It has been suggested that beta-blockers may improve agitation, anxiety and aggressive symptoms following brain injury, and reduce restlessness. Often the dosage is high, leaving patients susceptible to adverse effects such as sedation, depression and lethargy (Levy et al. 2005).
Pindolol is a beta-blocker unlike many others in that it exerts a partial agonist effect, providing only a slight stimulation of the blocked receptor and maintaining a better resting sympathetic tone.
Greendyke and Kantor (1986) investigated the effectiveness of a beta-blocker, pindolol, for the improvement of behavioural disturbances post ABI. A significant reduction in behaviours that led to assaults was demonstrated during treatment with pindolol, with the authors stating the optimal dose ranged between 40-60 mg per day. No therapeutic advantage was gained with doses beyond that but rather it led to adverse events (Greendyke & Kanter 1986).

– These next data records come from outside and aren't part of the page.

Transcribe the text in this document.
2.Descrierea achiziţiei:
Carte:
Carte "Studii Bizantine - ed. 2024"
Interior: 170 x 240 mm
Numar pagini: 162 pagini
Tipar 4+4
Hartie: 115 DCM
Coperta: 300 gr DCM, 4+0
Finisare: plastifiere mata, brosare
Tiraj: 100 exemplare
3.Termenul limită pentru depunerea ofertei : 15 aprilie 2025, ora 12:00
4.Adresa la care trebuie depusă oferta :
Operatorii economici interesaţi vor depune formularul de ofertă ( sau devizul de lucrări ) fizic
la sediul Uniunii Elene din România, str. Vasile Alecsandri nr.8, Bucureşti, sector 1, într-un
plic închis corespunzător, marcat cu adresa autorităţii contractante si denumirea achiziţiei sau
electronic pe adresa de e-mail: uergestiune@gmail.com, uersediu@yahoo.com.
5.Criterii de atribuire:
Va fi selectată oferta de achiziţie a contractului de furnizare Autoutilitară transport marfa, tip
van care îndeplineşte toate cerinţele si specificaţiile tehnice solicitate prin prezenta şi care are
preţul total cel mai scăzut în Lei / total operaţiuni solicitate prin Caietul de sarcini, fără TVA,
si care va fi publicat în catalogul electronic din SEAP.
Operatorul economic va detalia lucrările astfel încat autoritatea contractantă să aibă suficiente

Although the frequency of supplemented psychotropic medications was reduced in the pindolol group, these medications were still given and may have attributed to the reduction in assaultive episodes.
Based on a single RCT, there is Level 1b evidence that pindolol decreases aggression following brain injury.

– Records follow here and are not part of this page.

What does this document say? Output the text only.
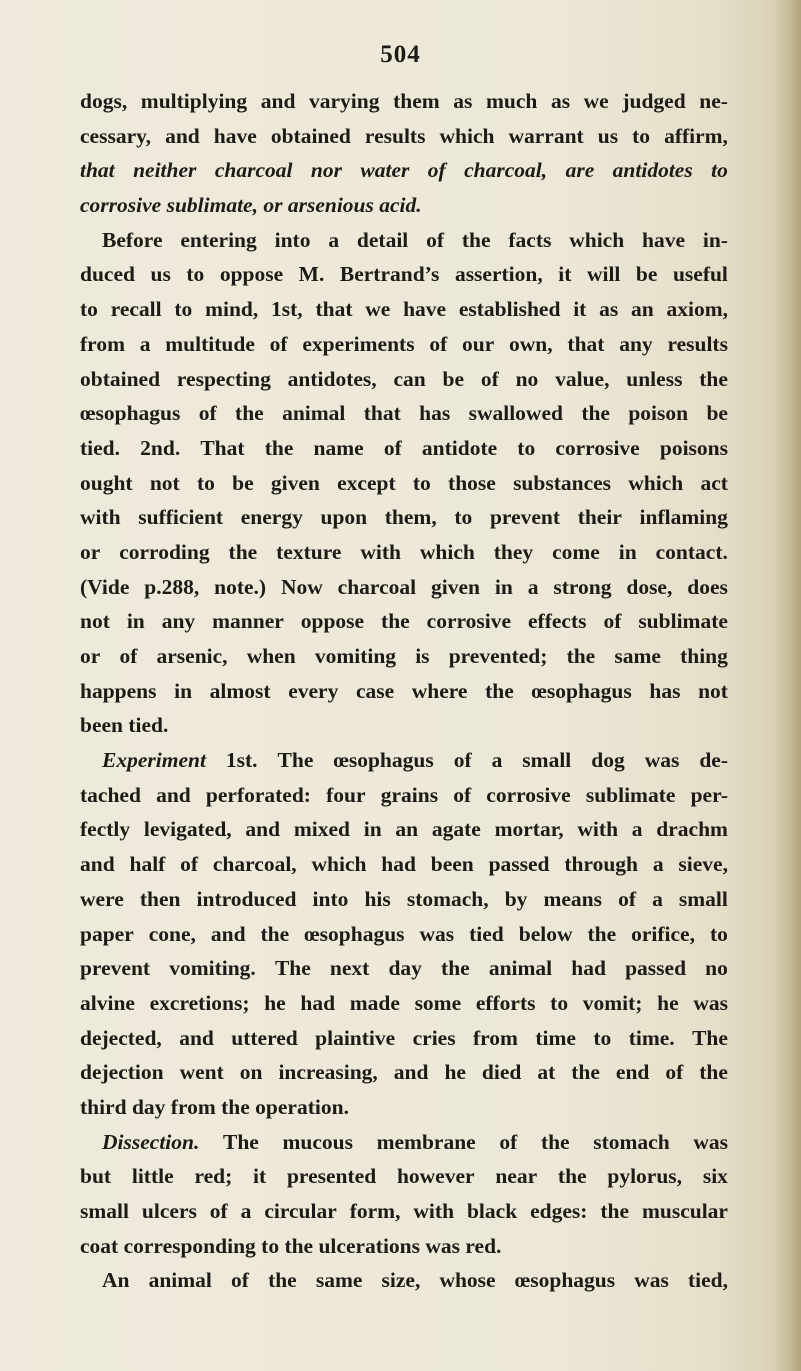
504
dogs, multiplying and varying them as much as we judged ne-
cessary, and have obtained results which warrant us to affirm,
that neither charcoal nor water of charcoal, are antidotes to
corrosive sublimate, or arsenious acid.
Before entering into a detail of the facts which have in-
duced us to oppose M. Bertrand’s assertion, it will be useful
to recall to mind, 1st, that we have established it as an axiom,
from a multitude of experiments of our own, that any results
obtained respecting antidotes, can be of no value, unless the
œsophagus of the animal that has swallowed the poison be
tied. 2nd. That the name of antidote to corrosive poisons
ought not to be given except to those substances which act
with sufficient energy upon them, to prevent their inflaming
or corroding the texture with which they come in contact.
(Vide p.288, note.) Now charcoal given in a strong dose, does
not in any manner oppose the corrosive effects of sublimate
or of arsenic, when vomiting is prevented; the same thing
happens in almost every case where the œsophagus has not
been tied.
Experiment 1st. The œsophagus of a small dog was de-
tached and perforated: four grains of corrosive sublimate per-
fectly levigated, and mixed in an agate mortar, with a drachm
and half of charcoal, which had been passed through a sieve,
were then introduced into his stomach, by means of a small
paper cone, and the œsophagus was tied below the orifice, to
prevent vomiting. The next day the animal had passed no
alvine excretions; he had made some efforts to vomit; he was
dejected, and uttered plaintive cries from time to time. The
dejection went on increasing, and he died at the end of the
third day from the operation.
Dissection. The mucous membrane of the stomach was
but little red; it presented however near the pylorus, six
small ulcers of a circular form, with black edges: the muscular
coat corresponding to the ulcerations was red.
An animal of the same size, whose œsophagus was tied,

Pindolol can decrease aggressive behaviour following brain injury.
Propranolol is a non-selective beta-blocker and has been used for the reduction of aggressive behaviours associated with compromised brain function. It is not known how this drug works to affect behaviour, however it appears to lack serious cognitive and affective side effects of other medications or physical restraints used to treat agitation post injury (Levy et al. 2005).
Greendyke et al. (1986) investigated the effectiveness of a beta-blocker, propranolol, for the improvement of behaviour associated with brain disease in a randomized, crossover trial. Significantly fewer assaults and attempted assaults occurred during the 11-week propranolol treatment as compared to the placebo group. Of the nine patients, five showed marked improvement, two demonstrated moderate improvement, and two showed little or no improvement in assaultive behaviour. It should be noted that the participants also had severe dementia; therefore, this study was not used to draw conclusions for an ABI population as a whole. A later study by Brooke et al. (1992) found that propranolol was effective in reducing the intensity of the agitation but was not significantly more effective in reducing the number of episodes compared to a placebo.
There is Level 1b evidence that propranolol reduces the intensity of agitated symptoms following brain injury.
Propranolol reduces aggressive and agitated symptoms following brain injury.